Des smartphones en passant par les tablettes et autres écrans interactifs, tous ces outils prennent une place de plus en plus importante dans la vie quotidienne et favorisent l’apparition de nouveaux comportements. Nos « joujoux » numériques nous rendent dépendants de ce ceux qui les conçoivent et nous n’avons désormais aucune difficulté à leur confier des informations relevant de notre vie privée. Cet article est une reprise d’une conférence donnée à Poitiers en octobre 2001 après le rush de l’arrivée sur le marché des téléphones portables.
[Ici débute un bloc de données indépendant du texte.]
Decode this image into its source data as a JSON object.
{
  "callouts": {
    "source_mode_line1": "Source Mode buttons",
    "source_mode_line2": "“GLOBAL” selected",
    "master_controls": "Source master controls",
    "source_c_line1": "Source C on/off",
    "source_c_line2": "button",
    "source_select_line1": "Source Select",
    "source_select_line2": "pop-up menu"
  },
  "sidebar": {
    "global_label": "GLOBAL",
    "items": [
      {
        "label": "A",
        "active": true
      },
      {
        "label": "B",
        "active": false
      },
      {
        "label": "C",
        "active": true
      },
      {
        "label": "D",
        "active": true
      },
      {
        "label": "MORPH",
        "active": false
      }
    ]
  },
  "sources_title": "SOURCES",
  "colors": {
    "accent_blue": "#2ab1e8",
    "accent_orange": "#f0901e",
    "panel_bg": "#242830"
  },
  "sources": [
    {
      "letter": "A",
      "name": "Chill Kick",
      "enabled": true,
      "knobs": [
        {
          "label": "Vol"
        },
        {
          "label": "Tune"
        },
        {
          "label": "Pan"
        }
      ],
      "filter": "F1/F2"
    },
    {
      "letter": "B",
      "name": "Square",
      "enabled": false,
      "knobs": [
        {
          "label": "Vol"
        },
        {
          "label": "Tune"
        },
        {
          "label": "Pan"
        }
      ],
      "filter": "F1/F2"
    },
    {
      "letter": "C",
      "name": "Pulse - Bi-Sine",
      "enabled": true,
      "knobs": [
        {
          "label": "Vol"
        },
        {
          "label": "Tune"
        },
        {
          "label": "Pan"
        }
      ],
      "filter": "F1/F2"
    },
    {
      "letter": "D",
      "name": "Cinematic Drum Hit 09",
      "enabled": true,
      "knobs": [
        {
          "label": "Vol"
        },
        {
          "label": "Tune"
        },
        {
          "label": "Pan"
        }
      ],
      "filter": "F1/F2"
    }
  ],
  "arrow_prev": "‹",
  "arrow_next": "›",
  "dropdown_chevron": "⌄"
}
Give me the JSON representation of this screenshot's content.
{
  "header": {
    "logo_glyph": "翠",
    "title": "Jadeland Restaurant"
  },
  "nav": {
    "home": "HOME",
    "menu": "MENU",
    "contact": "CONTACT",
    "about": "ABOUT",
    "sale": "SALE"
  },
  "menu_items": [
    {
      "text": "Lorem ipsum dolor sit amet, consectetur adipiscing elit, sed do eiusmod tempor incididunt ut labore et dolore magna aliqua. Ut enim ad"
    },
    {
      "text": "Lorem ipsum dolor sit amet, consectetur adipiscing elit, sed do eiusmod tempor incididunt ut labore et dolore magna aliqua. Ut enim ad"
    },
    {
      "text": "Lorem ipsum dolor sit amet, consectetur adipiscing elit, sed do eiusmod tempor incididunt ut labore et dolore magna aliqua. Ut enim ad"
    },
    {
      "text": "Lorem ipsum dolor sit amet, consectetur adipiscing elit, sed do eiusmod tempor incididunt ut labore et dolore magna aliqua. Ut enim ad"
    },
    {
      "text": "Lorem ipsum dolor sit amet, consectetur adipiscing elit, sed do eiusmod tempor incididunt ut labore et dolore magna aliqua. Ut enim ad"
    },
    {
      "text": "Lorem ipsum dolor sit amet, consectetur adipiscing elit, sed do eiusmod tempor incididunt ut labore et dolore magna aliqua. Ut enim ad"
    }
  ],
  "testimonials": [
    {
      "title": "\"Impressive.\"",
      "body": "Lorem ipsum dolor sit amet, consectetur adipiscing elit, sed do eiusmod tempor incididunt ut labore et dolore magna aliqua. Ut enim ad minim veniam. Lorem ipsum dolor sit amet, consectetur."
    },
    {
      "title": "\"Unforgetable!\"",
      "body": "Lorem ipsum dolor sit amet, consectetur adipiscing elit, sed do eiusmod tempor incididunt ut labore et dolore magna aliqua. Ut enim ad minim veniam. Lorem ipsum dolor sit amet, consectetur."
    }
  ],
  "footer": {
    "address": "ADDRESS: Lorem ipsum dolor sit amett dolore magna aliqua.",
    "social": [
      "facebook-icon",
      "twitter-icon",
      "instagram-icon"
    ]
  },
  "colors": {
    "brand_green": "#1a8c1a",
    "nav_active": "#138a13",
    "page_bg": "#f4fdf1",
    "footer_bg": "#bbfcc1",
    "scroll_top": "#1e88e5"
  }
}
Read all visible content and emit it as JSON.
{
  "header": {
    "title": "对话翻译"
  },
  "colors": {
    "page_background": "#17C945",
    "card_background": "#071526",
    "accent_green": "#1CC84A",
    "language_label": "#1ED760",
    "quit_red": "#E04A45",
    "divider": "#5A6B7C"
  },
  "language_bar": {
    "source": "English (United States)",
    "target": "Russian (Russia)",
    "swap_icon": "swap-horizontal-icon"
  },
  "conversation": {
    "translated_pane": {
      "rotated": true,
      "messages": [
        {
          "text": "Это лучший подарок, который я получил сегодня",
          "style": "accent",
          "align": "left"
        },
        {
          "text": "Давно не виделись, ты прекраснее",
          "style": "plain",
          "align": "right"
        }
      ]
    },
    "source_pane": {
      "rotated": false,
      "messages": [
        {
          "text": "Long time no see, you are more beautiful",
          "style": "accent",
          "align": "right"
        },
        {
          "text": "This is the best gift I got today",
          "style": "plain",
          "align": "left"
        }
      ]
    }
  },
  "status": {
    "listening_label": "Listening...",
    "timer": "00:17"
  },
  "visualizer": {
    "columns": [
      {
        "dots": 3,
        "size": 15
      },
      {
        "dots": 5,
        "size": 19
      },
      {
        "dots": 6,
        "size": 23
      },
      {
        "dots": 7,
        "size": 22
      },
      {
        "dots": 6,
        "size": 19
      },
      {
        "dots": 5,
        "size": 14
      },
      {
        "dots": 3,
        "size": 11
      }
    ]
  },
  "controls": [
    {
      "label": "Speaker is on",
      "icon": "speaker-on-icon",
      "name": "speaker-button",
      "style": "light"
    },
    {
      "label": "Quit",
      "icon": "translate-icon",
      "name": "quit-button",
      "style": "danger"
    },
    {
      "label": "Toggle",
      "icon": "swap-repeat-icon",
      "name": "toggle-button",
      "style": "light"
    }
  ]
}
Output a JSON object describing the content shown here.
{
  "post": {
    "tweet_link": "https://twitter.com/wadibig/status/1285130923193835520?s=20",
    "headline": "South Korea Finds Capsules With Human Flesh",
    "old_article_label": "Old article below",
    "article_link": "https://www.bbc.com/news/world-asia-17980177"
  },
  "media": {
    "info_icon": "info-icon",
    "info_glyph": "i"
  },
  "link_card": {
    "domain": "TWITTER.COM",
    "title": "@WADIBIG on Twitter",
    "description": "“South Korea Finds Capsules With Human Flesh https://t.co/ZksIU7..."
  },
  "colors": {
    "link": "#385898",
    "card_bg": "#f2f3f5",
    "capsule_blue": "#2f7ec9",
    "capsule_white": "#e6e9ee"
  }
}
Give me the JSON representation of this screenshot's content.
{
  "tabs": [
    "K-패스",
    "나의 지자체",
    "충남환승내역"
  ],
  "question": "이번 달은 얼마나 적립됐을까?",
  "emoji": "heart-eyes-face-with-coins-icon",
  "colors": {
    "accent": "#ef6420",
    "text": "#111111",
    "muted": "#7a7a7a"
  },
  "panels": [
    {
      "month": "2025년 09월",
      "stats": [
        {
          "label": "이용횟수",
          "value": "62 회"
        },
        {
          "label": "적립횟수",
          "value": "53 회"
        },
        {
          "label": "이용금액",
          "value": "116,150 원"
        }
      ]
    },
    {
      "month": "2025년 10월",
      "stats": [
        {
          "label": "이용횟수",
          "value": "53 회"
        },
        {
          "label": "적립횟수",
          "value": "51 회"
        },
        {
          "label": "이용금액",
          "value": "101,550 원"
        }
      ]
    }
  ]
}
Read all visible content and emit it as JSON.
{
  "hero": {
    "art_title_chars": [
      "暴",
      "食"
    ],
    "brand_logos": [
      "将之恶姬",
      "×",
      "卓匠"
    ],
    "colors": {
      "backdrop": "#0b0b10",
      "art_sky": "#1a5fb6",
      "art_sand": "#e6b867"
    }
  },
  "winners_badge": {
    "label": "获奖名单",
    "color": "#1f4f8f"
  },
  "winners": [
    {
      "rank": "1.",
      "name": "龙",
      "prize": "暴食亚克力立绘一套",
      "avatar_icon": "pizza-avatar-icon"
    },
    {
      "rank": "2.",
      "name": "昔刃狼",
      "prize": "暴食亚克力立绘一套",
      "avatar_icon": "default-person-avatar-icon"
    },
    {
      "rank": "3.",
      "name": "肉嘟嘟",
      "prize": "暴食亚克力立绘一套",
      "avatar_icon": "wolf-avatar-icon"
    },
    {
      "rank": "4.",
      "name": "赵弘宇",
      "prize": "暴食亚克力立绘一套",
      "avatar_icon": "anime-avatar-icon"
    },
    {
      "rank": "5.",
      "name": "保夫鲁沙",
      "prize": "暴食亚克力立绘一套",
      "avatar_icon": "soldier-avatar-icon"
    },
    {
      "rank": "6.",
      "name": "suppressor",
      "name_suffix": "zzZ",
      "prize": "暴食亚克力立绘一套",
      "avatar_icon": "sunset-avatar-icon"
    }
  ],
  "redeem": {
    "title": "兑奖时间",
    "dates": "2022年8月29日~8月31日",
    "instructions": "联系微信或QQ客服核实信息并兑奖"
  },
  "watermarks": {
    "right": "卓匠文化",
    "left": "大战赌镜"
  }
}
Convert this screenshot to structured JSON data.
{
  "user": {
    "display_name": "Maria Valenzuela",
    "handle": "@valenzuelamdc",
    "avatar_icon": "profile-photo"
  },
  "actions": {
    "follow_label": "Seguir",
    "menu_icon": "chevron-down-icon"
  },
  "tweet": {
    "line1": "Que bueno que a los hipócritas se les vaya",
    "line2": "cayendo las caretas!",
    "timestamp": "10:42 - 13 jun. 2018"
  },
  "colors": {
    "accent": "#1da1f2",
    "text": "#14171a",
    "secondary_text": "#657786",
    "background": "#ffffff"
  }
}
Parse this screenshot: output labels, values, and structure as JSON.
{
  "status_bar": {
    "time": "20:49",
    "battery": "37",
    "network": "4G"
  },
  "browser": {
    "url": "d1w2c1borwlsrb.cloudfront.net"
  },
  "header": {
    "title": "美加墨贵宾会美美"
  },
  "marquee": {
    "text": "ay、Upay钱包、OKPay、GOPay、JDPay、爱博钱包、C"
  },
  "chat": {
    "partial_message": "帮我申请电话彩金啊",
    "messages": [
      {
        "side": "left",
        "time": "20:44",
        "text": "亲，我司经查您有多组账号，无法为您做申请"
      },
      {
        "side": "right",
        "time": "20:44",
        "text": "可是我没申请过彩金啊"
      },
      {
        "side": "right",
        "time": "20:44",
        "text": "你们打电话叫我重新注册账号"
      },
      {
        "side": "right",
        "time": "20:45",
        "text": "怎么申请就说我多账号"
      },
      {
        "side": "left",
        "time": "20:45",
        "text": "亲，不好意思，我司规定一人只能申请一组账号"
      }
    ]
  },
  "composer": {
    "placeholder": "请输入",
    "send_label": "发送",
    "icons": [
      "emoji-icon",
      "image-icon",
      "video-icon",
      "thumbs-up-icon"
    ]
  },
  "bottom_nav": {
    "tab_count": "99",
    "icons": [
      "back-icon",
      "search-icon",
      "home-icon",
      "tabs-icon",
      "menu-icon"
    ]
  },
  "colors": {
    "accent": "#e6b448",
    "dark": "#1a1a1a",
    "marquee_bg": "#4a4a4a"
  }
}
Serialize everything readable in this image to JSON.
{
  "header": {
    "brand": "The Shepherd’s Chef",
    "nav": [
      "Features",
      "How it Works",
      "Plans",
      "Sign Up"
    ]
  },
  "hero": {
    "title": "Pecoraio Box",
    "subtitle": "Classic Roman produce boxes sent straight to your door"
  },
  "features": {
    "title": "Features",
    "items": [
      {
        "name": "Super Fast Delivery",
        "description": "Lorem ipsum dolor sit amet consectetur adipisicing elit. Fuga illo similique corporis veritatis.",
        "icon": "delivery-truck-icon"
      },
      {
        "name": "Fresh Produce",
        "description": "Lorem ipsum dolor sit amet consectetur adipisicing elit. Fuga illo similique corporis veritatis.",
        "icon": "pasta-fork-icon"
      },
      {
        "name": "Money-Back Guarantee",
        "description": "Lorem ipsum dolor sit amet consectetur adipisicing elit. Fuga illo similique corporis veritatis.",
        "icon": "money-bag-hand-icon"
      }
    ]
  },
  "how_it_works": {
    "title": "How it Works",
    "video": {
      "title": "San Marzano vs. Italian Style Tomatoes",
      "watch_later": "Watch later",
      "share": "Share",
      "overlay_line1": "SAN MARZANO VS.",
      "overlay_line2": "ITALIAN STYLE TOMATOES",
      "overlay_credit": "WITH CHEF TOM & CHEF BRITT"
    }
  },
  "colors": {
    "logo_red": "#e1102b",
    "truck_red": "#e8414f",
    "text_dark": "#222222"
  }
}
J’ai réactualisé certains aspects de ce texte  car il me semble toujours d’actualité…

Selon Dominique Vastel (1) certaines ces évolutions sont assez enthousiasmantes. Elles contribuent notamment à alimenter un plaisir centré sur l’individu connecté. Plusieurs aspects sont à prendre en compte avec notamment :

Le plaisir dématérialisé : entre le portable et l’internet, il devient possible de communiquer, de partager, de travailler sans percevoir la présence physique de l’autre. On note des effets de substitution avec certaines consommations matérielles dont on finit par se passer au profit d’un plaisir équivalent voir supérieur obtenu via une consommation  » dans la tête « .

– La possibilité de vivre plusieurs vies en même temps : en réduisant la dualité vie privée / vie professionnelle, ces technologies diminueraient les frustrations et favoriseraient l’épanouissement personnel. Chacun est son propre héro.

– La stimulation émotionnelle vitale et créative : grâce aux technologies, pouvoir faire des choses au moment exact où l’on en ressent l’impulsion pour les concrétiser permet d’optimiser son énergie.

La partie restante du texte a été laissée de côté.